Another conceptual development we foresee involves breaking down the currently incorporated algorithms into recombinable modules. We have opted to reuse extant algorithms to allow users to connect with previous literature. Nonetheless, as word segmentation research advances, it would be ideal to reflect on the fact that some extant algorithms represent a set of conceptual choices, each of which is potentially combinable with others. For example, PUDDLE (Monaghan and Christiansen, 2010) incorporates a strategy that profits from single-word utterances or chunks. In that model, utterances that have not been segmented are encoded directly into long-term memory, and later used to break up new utterances. We could imagine a model that encodes phonotactics like DiBS does (i.e., not with a list of permissible phone bigrams but rather as a probability distribution of the transition) together with a chunk memorization module as found in PUDDLE. It would also be interesting to explore parameters that have similarly been confounded with other design options, such as whether the model should treat differently phenomena occurring at utterance edges than utterance middles (Venkataraman, 2001), or saliently whether the processing is batch or incremental.

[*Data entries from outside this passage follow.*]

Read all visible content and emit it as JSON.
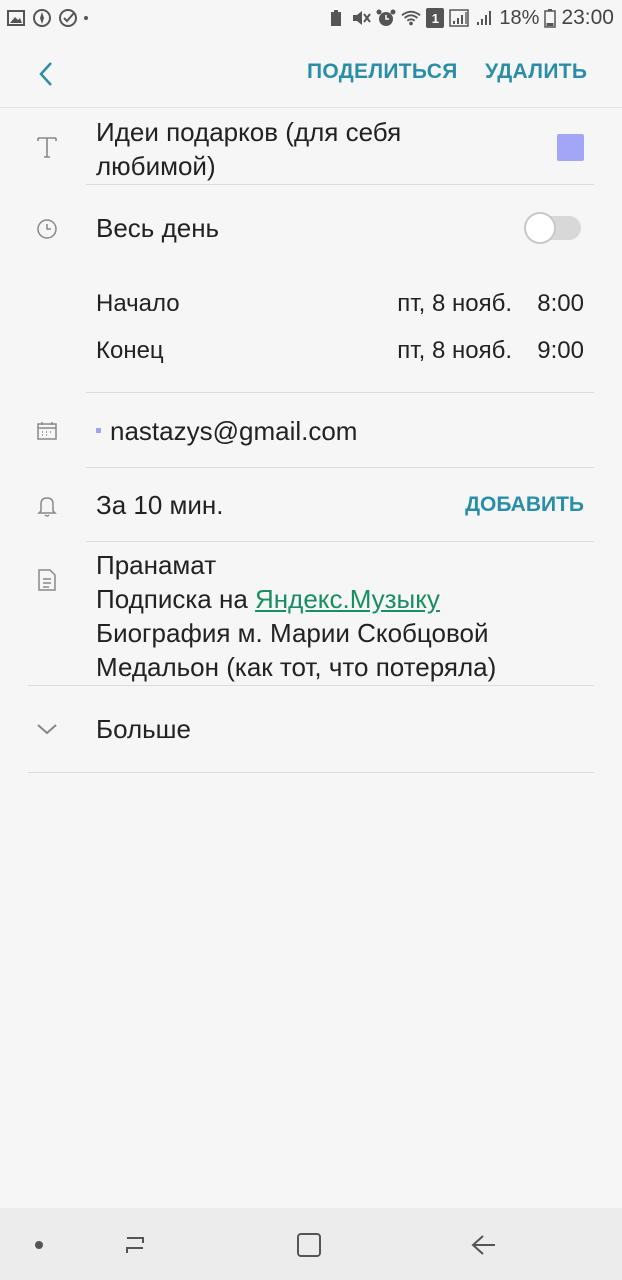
{
  "status_bar": {
    "battery": "18%",
    "time": "23:00",
    "sim_slot": "1"
  },
  "top_bar": {
    "share_label": "ПОДЕЛИТЬСЯ",
    "delete_label": "УДАЛИТЬ"
  },
  "event": {
    "title_line1": "Идеи подарков (для себя",
    "title_line2": "любимой)",
    "color": "#a3a6f5",
    "all_day_label": "Весь день",
    "all_day_on": false,
    "start": {
      "label": "Начало",
      "date": "пт, 8 нояб.",
      "time": "8:00"
    },
    "end": {
      "label": "Конец",
      "date": "пт, 8 нояб.",
      "time": "9:00"
    },
    "calendar_account": "nastazys@gmail.com",
    "reminder": "За 10 мин.",
    "add_reminder_label": "ДОБАВИТЬ",
    "notes": {
      "line1": "Пранамат",
      "line2_prefix": "Подписка на ",
      "line2_link": "Яндекс.Музыку",
      "line3": "Биография м. Марии Скобцовой",
      "line4": "Медальон (как тот, что потеряла)"
    },
    "more_label": "Больше"
  },
  "colors": {
    "accent": "#2b8ea8",
    "link": "#1a8e63",
    "background": "#f6f6f6"
  },
  "icons": {
    "title": "text-format-icon",
    "time": "clock-icon",
    "calendar": "calendar-icon",
    "reminder": "bell-icon",
    "notes": "notes-icon",
    "more": "chevron-down-icon"
  }
}
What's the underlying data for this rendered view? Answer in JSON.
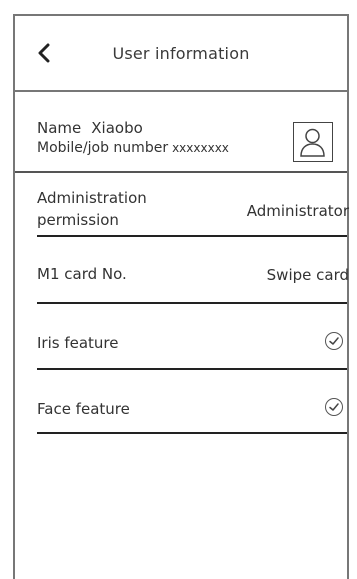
{
  "header": {
    "title": "User information",
    "back_icon": "chevron-left-icon"
  },
  "user": {
    "name_label": "Name",
    "name_value": "Xiaobo",
    "mobile_label": "Mobile/job number",
    "mobile_value": "xxxxxxxx",
    "avatar_icon": "user-avatar-icon"
  },
  "fields": {
    "admin": {
      "label_line1": "Administration",
      "label_line2": "permission",
      "value": "Administrator"
    },
    "m1": {
      "label": "M1 card No.",
      "value": "Swipe card"
    },
    "iris": {
      "label": "Iris feature",
      "status_icon": "check-circle-icon"
    },
    "face": {
      "label": "Face feature",
      "status_icon": "check-circle-icon"
    }
  }
}
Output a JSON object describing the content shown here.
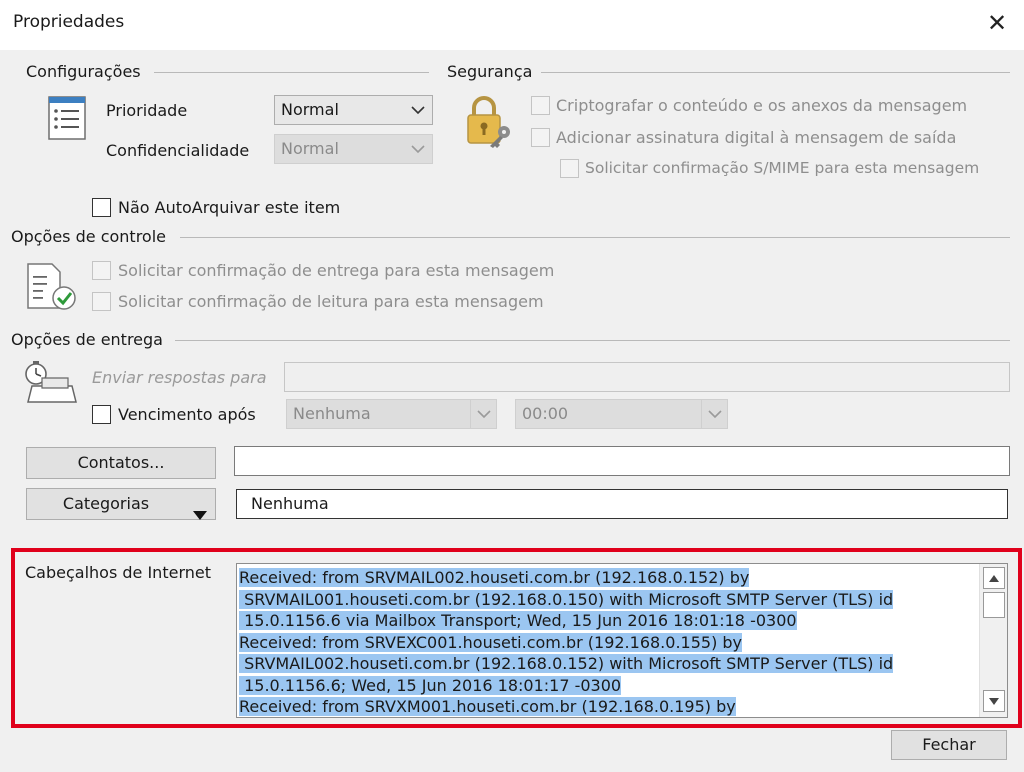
{
  "window": {
    "title": "Propriedades"
  },
  "settings": {
    "heading": "Configurações",
    "priority": {
      "label": "Prioridade",
      "value": "Normal"
    },
    "confidentiality": {
      "label": "Confidencialidade",
      "value": "Normal"
    },
    "no_autoarchive": "Não AutoArquivar este item"
  },
  "security": {
    "heading": "Segurança",
    "encrypt": "Criptografar o conteúdo e os anexos da mensagem",
    "digital_signature": "Adicionar assinatura digital à mensagem de saída",
    "smime_receipt": "Solicitar confirmação S/MIME para esta mensagem"
  },
  "tracking": {
    "heading": "Opções de controle",
    "delivery_receipt": "Solicitar confirmação de entrega para esta mensagem",
    "read_receipt": "Solicitar confirmação de leitura para esta mensagem"
  },
  "delivery": {
    "heading": "Opções de entrega",
    "reply_to_label": "Enviar respostas para",
    "reply_to_value": "",
    "expires_label": "Vencimento após",
    "expires_date": "Nenhuma",
    "expires_time": "00:00"
  },
  "contacts": {
    "button": "Contatos...",
    "value": ""
  },
  "categories": {
    "button": "Categorias",
    "value": "Nenhuma"
  },
  "internet_headers": {
    "label": "Cabeçalhos de Internet",
    "lines": [
      "Received: from SRVMAIL002.houseti.com.br (192.168.0.152) by",
      " SRVMAIL001.houseti.com.br (192.168.0.150) with Microsoft SMTP Server (TLS) id",
      " 15.0.1156.6 via Mailbox Transport; Wed, 15 Jun 2016 18:01:18 -0300",
      "Received: from SRVEXC001.houseti.com.br (192.168.0.155) by",
      " SRVMAIL002.houseti.com.br (192.168.0.152) with Microsoft SMTP Server (TLS) id",
      " 15.0.1156.6; Wed, 15 Jun 2016 18:01:17 -0300",
      "Received: from SRVXM001.houseti.com.br (192.168.0.195) by"
    ]
  },
  "close_button": "Fechar"
}
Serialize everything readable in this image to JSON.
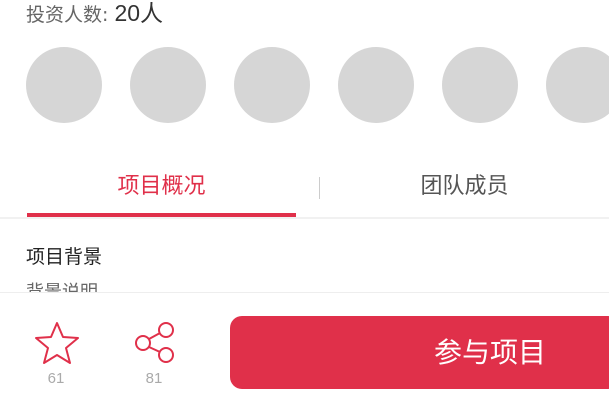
{
  "investors": {
    "label": "投资人数:",
    "count": "20人"
  },
  "avatars": 6,
  "tabs": [
    {
      "label": "项目概况",
      "active": true
    },
    {
      "label": "团队成员",
      "active": false
    }
  ],
  "section": {
    "title": "项目背景",
    "description": "背景说明"
  },
  "actions": {
    "favorite_count": "61",
    "share_count": "81",
    "join_label": "参与项目"
  },
  "colors": {
    "accent": "#e0304a"
  }
}
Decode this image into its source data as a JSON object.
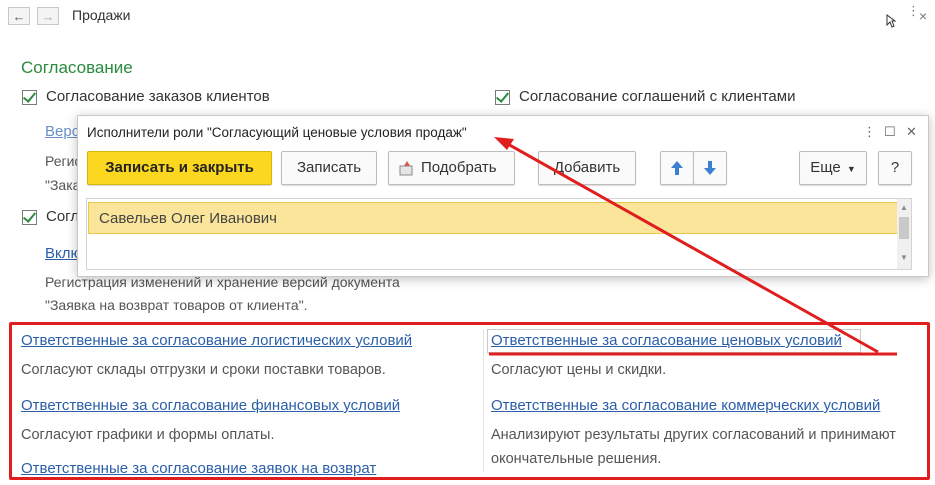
{
  "window": {
    "title": "Продажи",
    "back_icon": "←",
    "forward_icon": "→"
  },
  "section": {
    "title": "Согласование",
    "check_orders": "Согласование заказов клиентов",
    "check_agreements": "Согласование соглашений с клиентами",
    "link_versions_partial": "Верс",
    "reg_partial_1": "Регис",
    "reg_partial_2": "\"Зака",
    "check_partial": "Согл",
    "link_partial": "Вклю",
    "reg_text_1": "Регистрация изменений и хранение версий документа",
    "reg_text_2": "\"Заявка на возврат товаров от клиента\"."
  },
  "dialog": {
    "title": "Исполнители роли \"Согласующий ценовые условия продаж\"",
    "buttons": {
      "save_close": "Записать и закрыть",
      "save": "Записать",
      "pick": "Подобрать",
      "add": "Добавить",
      "more": "Еще",
      "help": "?"
    },
    "rows": [
      "Савельев Олег Иванович"
    ]
  },
  "responsibles": {
    "logistics_link": "Ответственные за согласование логистических условий",
    "logistics_desc": "Согласуют склады отгрузки и сроки поставки товаров.",
    "finance_link": "Ответственные за согласование финансовых условий",
    "finance_desc": "Согласуют графики и формы оплаты.",
    "returns_link": "Ответственные за согласование заявок на возврат",
    "price_link": "Ответственные за согласование ценовых условий",
    "price_desc": "Согласуют цены и скидки.",
    "commercial_link": "Ответственные за согласование коммерческих условий",
    "commercial_desc_1": "Анализируют результаты других согласований и принимают",
    "commercial_desc_2": "окончательные решения."
  },
  "colors": {
    "accent_green": "#2a8a3e",
    "link_blue": "#2a5ea8",
    "primary_yellow": "#fbd71f",
    "annotation_red": "#e01e1e"
  }
}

Finally, the modular architecture of WordSeg as well as the fact that it is open source should facilitate its integration with systems focusing on unsupervised learning of language structure at other levels. Recent research has begun to investigate word segmentation from raw speech (Versteegh et al., 2015), an interesting development given infant psycholinguistic research strongly suggesting young infants may build their earliest proto-lexicon using acoustic representations (e.g., Houston & Jusczyk, 2000). Although there are very few public corpora of child-directed speech with phonological transcriptions that are aligned well enough to be usable for this process, some recent work has made great strides towards standardizing and facilitating forced alignment (McAuliffe, Socolof, Mihuc, Wagner, & Sonderegger, 2017), including on CHILDES corpora (Elsner & Ito, 2017; Frermann & Frank, 2017). As to the integration of systems working on other levels of acquisition, it would be worthwhile to explore parsers allowing the discovery of morphological structure within words (such as the open-source Linguistica, see Lee & Goldsmith, 2016, section 5.2) as well as others that succeed in acquiring multi-word dependencies (and thus a form of shallow syntax, e.g., McCauley & Christiansen, 2017).

It is not feasible for us to promise to implement all such developments. Fortunately, having opted for a modular, open-source structure makes it easy for others to contribute these and other algorithms. As more and more cognitive scientists and psychologists use computational modeling, more and more students and researchers will have the necessary computer skills to make contributions via the GitHub system. These users would fork our repository from github.com/bootphon/wordseg, add their tool in the wordseg/algos section, and then either keep this improved version in their own repositories, or do a pull request so that the standard WordSeg comes to include their tool. Notice incidentally that the use of readthedocs.com allows us to harvest help sections from within python code, thus inviting tool developers to include statements of use that directly become available to WordSeg users. For readers who find this idea appealing but do not have previous experience with git, we recommend the excellent introduction to git offered by Software Carpentry (https://swcarpentry.github.io/git-novice/, followed by GitHub’s tutorials for forking (https://help.github.com/articles/fork-a-repo/) and creating pull requests (https://help.github.com/articles/creating-a-pull-request-from-a-fork/). We provide further information in a dedicated section of our documentation https://wordseg.readthedocs.io/en/latest/contributing.html#contributing-to-the-code.

In conclusion, the present version of WordSeg greatly facilitates research on unsupervised word form segmentation by integrating multiple previous contributions into a modular architecture. We look forward to further improvements, inviting feedback and development.